提出了一种检测和去除扫描文档页面中下划线的新算法。这里处理的下划线是手绘的，有各种各样的图案。这些下划线的一个重要特征是，它们几乎是以水平的方式手工绘制的。为了定位这些下划线，我们将其覆盖的边缘检测为一系列近似直线的片段，这些片段水平生长。该算法的新颖之处在于从下划线部分的边界边缘图中检测出几乎是直线的部分。在得到下划线的确切覆盖后，采取有效的策略来去除下划线。实验结果表明了该方法的有效性和鲁棒性。

引用次数: 2

Margin noise removal from printed document images 从打印文档图像中去除边缘噪声

DAR '12

Pub Date : 2012-12-16 DOI: 10.1145/2432553.2432570

Soumyadeep Dey, J. Mukhopadhyay, S. Sural, Partha Bhowmick

In this paper, we propose a technique for removing margin noise (both textual and non-textual noise) from scanned document images. We perform layout analysis to detect words, lines, and paragraphs in the document image. These detected elements are classified into text and non-text components on the basis of their characteristics (size, position, etc.). The geometric properties of the text blocks are sought to detect and remove the margin noise. We evaluate our algorithm on several scanned pages of Bengali literature books.

在本文中，我们提出了一种从扫描文档图像中去除边缘噪声(文本和非文本噪声)的技术。我们执行布局分析来检测文档图像中的单词、行和段落。这些检测到的元素根据其特征(大小、位置等)分为文本和非文本组件。寻找文本块的几何属性来检测和去除边缘噪声。我们在扫描的几页孟加拉文学书籍上评估了我们的算法。

引用次数: 10

On performance analysis of end-to-end OCR systems of Indic scripts 端到端印度文字OCR系统的性能分析

DAR '12

Pub Date : 2012-12-16 DOI: 10.1145/2432553.2432577

P. P. Kumar, C. Bhagvati, A. Agarwal

Performance evaluation of End-to-End OCR systems of Indic scripts requires matching of UNICODE sequences of OCR output and ground truth. In the literature, Levenshtein edit distance has been used to compute error rates of OCR systems but the accuracies are not explicitly reported. In the present work, we have proposed an accuracy measure based on edit distance and used it in conjunction with error rate to report the performance of an OCR system. We have analyzed the relationship between accuracy and error rates in a quantitative manner. Our analysis has shown that accuracy and error rate are independent of each other and so both are needed to report complete performance of an OCR system. Proposed approach is applicable to all the Indic scripts and the experimental results on different scripts like Devanagari, Telugu, Kannada etc. are shown.

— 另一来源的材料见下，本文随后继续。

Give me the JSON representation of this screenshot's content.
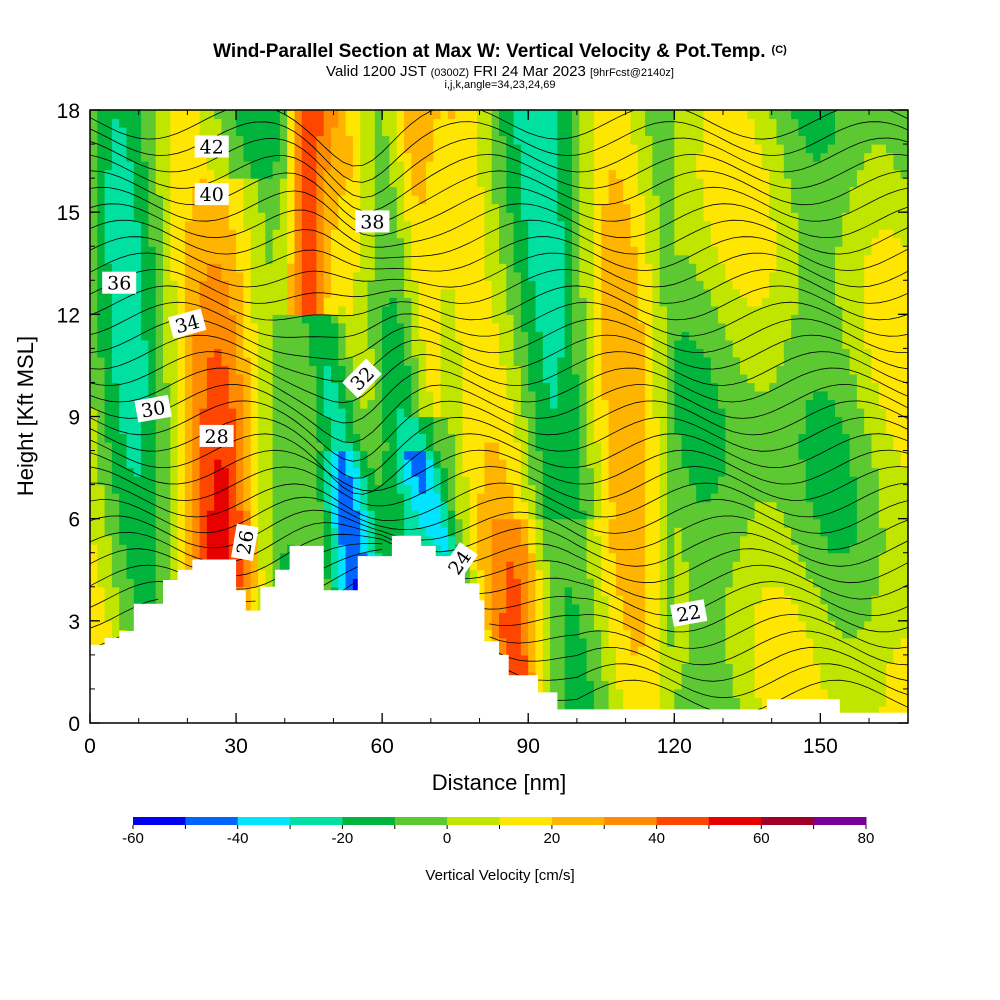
{
  "chart_data": {
    "type": "heatmap",
    "title": "Wind-Parallel Section at Max W: Vertical Velocity & Pot.Temp.",
    "title_mark": "(C)",
    "subtitle": {
      "prefix": "Valid 1200 JST",
      "utc": "(0300Z)",
      "date": "FRI 24 Mar 2023",
      "forecast": "[9hrFcst@2140z]"
    },
    "index_line": "i,j,k,angle=34,23,24,69",
    "xlabel": "Distance [nm]",
    "ylabel": "Height [Kft MSL]",
    "xlim": [
      0,
      168
    ],
    "ylim": [
      0,
      18
    ],
    "xticks": [
      0,
      30,
      60,
      90,
      120,
      150
    ],
    "yticks": [
      0,
      3,
      6,
      9,
      12,
      15,
      18
    ],
    "colorbar": {
      "label": "Vertical Velocity [cm/s]",
      "ticks": [
        -60,
        -40,
        -20,
        0,
        20,
        40,
        60,
        80
      ],
      "levels": [
        -60,
        -50,
        -40,
        -30,
        -20,
        -10,
        0,
        10,
        20,
        30,
        40,
        50,
        60,
        70,
        80
      ],
      "colors": [
        "#0000ee",
        "#0064ff",
        "#00e5ff",
        "#00e0a0",
        "#00b43c",
        "#5cc832",
        "#c0e600",
        "#ffe600",
        "#ffb400",
        "#ff8c00",
        "#ff4600",
        "#e60000",
        "#a00028",
        "#780096"
      ]
    },
    "terrain": [
      [
        0,
        2.3
      ],
      [
        3,
        2.3
      ],
      [
        3,
        2.5
      ],
      [
        6,
        2.5
      ],
      [
        6,
        2.7
      ],
      [
        9,
        2.7
      ],
      [
        9,
        3.5
      ],
      [
        15,
        3.5
      ],
      [
        15,
        4.2
      ],
      [
        18,
        4.2
      ],
      [
        18,
        4.5
      ],
      [
        21,
        4.5
      ],
      [
        21,
        4.8
      ],
      [
        30,
        4.8
      ],
      [
        30,
        3.9
      ],
      [
        32,
        3.9
      ],
      [
        32,
        3.3
      ],
      [
        35,
        3.3
      ],
      [
        35,
        4.0
      ],
      [
        38,
        4.0
      ],
      [
        38,
        4.5
      ],
      [
        41,
        4.5
      ],
      [
        41,
        5.2
      ],
      [
        48,
        5.2
      ],
      [
        48,
        3.9
      ],
      [
        55,
        3.9
      ],
      [
        55,
        4.9
      ],
      [
        62,
        4.9
      ],
      [
        62,
        5.5
      ],
      [
        68,
        5.5
      ],
      [
        68,
        5.2
      ],
      [
        71,
        5.2
      ],
      [
        71,
        4.9
      ],
      [
        74,
        4.9
      ],
      [
        74,
        4.5
      ],
      [
        77,
        4.5
      ],
      [
        77,
        4.1
      ],
      [
        80,
        4.1
      ],
      [
        80,
        3.6
      ],
      [
        81,
        3.6
      ],
      [
        81,
        2.4
      ],
      [
        84,
        2.4
      ],
      [
        84,
        2.0
      ],
      [
        86,
        2.0
      ],
      [
        86,
        1.4
      ],
      [
        92,
        1.4
      ],
      [
        92,
        0.9
      ],
      [
        96,
        0.9
      ],
      [
        96,
        0.4
      ],
      [
        139,
        0.4
      ],
      [
        139,
        0.7
      ],
      [
        154,
        0.7
      ],
      [
        154,
        0.3
      ],
      [
        168,
        0.3
      ]
    ],
    "theta_contours": [
      {
        "value": 22,
        "label_at": [
          123,
          3.2
        ],
        "rot": -10
      },
      {
        "value": 24,
        "label_at": [
          76,
          4.7
        ],
        "rot": -55
      },
      {
        "value": 26,
        "label_at": [
          32,
          5.3
        ],
        "rot": -80
      },
      {
        "value": 28,
        "label_at": [
          26,
          8.4
        ],
        "rot": 0
      },
      {
        "value": 30,
        "label_at": [
          13,
          9.2
        ],
        "rot": -10
      },
      {
        "value": 32,
        "label_at": [
          56,
          10.1
        ],
        "rot": -45
      },
      {
        "value": 34,
        "label_at": [
          20,
          11.7
        ],
        "rot": -15
      },
      {
        "value": 36,
        "label_at": [
          6,
          12.9
        ],
        "rot": 0
      },
      {
        "value": 38,
        "label_at": [
          58,
          14.7
        ],
        "rot": 0
      },
      {
        "value": 40,
        "label_at": [
          25,
          15.5
        ],
        "rot": 0
      },
      {
        "value": 42,
        "label_at": [
          25,
          16.9
        ],
        "rot": 0
      }
    ]
  }
}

对印度文字的端到端OCR系统进行性能评估，需要将OCR输出的UNICODE序列与真值进行匹配。在文献中，Levenshtein编辑距离已被用于计算OCR系统的错误率，但精度没有明确报道。在目前的工作中，我们提出了一种基于编辑距离的精度度量，并将其与错误率结合使用来报告OCR系统的性能。我们定量地分析了准确率和错误率之间的关系。我们的分析表明，准确率和错误率是相互独立的，因此需要两者来报告OCR系统的完整性能。所提出的方法适用于所有印度文字，并显示了不同文字的实验结果，如Devanagari，泰卢固语，卡纳达语等。

引用次数: 4

Hindi handwritten word recognition using HMM and symbol tree 使用HMM和符号树的印地语手写单词识别

DAR '12

Pub Date : 2012-12-16 DOI: 10.1145/2432553.2432556

S. Belhe, Chetan Paulzagade, Akash Deshmukh, Saumya Jetley, Kapil Mehrotra

The proposed approach performs recognition of online handwritten isolated Hindi words using a combination of HMMs trained on Devanagari symbols and a tree formed by the multiple, possible sequences of recognized symbols. In general, words in Indic languages are composed of a number of aksharas or syllables, which in turn are formed by groups of consonants and vowel modifiers. Segmentation of aksharas is critical to accurate recognition of both recognition primitives as well as the complete word. Also, recognition in itself is an intricate job. This holistic task of akshara segmentation, symbol identification and subsequent word recognition is targeted in our work. It is handled in an integrated segmentation-recognition framework. By making use of online stroke information for postulating symbol candidates and deriving HOG feature set from their image counterparts, the recognition becomes independent of stroke order and stroke shape variations. Thus, the system is well suited to unconstrained handwriting. Data for this work is collected from different parts of India where Hindi language is predominantly in use. Symbols extracted from 60,000 words are used to train and test 140 symbol-HMM models. The system is designed to output one or more candidate words to the user, by tracing multiple tree paths (up to leaf nodes) under the condition that the symbol likelihood (confidence score) at every node is above threshold. Tests performed on 10,000 words yield an accuracy of 89%.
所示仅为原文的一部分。